I am working on the data frame which contains data per row doc number and text only. This data was exported from xml file. The data is of form dataframe in variable text_df
:
line/ text
1 when uploading objective file bugzilla se
2 spelling mistake docs section searching fo…
3 editparams cgi won save updates iis instal…
4 editparams cgi won save updates
5 rfe unsubscribe from bug you reported
6 unsubscribe from bug you reported
I am using the following code to identify and remove the duplicates.
doc_set_1 = text_df
it1 = itoken(doc_set_1$text, progressbar = FALSE)

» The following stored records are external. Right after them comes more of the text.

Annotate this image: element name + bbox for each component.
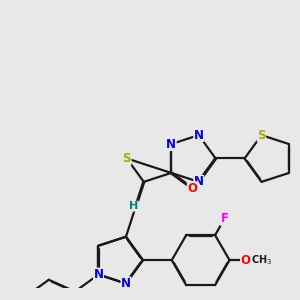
Text: O: O <box>187 182 197 195</box>
Text: S: S <box>257 129 266 142</box>
Text: N: N <box>194 176 204 188</box>
Text: N: N <box>94 268 103 281</box>
Text: F: F <box>220 212 229 225</box>
Text: S: S <box>122 152 131 165</box>
Text: N: N <box>166 138 176 151</box>
Text: N: N <box>194 129 204 142</box>
Text: H: H <box>129 201 138 211</box>
Text: N: N <box>121 277 131 290</box>
Text: O: O <box>240 254 250 267</box>
Text: CH$_3$: CH$_3$ <box>251 253 272 267</box>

# specially take different number of docs in second set
doc_set_2 = text_df
it2 = itoken(doc_set_2$text, progressbar = FALSE)
it = itoken(text_df$text, progressbar = FALSE)
v = create_vocabulary(it) %>% prune_vocabulary(doc_proportion_max =
0.1, term_count_min = 5)
vectorizer = vocab_vectorizer(v)
dtm1 = create_dtm(it1, vectorizer)
dtm2 = create_dtm(it2, vectorizer)
d1_d2_cos_sim = sim2(dtm1, dtm2, method = "cosine", norm = "l2")
mat<-(d1_d2_cos_sim)
mat[lower.tri(mat,diag=TRUE)] <- 0
## for converting a sparse matrix into dataframe
mdf<- as.data.frame(as.matrix(mat))
datalist = list()
for (i in 1:nrow(mat)) {
t<-which(mat[i,]>0.8)
if(length(t)>1){
datalist[[i]] <- t # add it to your list
}
}
#Number of Duplicates Found
length(unique(unlist(datalist)))
tmdf<- subset(mdf,select=-c(unique(unlist(datalist))))
# Removing the similar documents
text_df<-text_df[names(tmdf),]
nrow(text_df)
This code takes lot of time for solving, Any suggestions to make it better are welcome.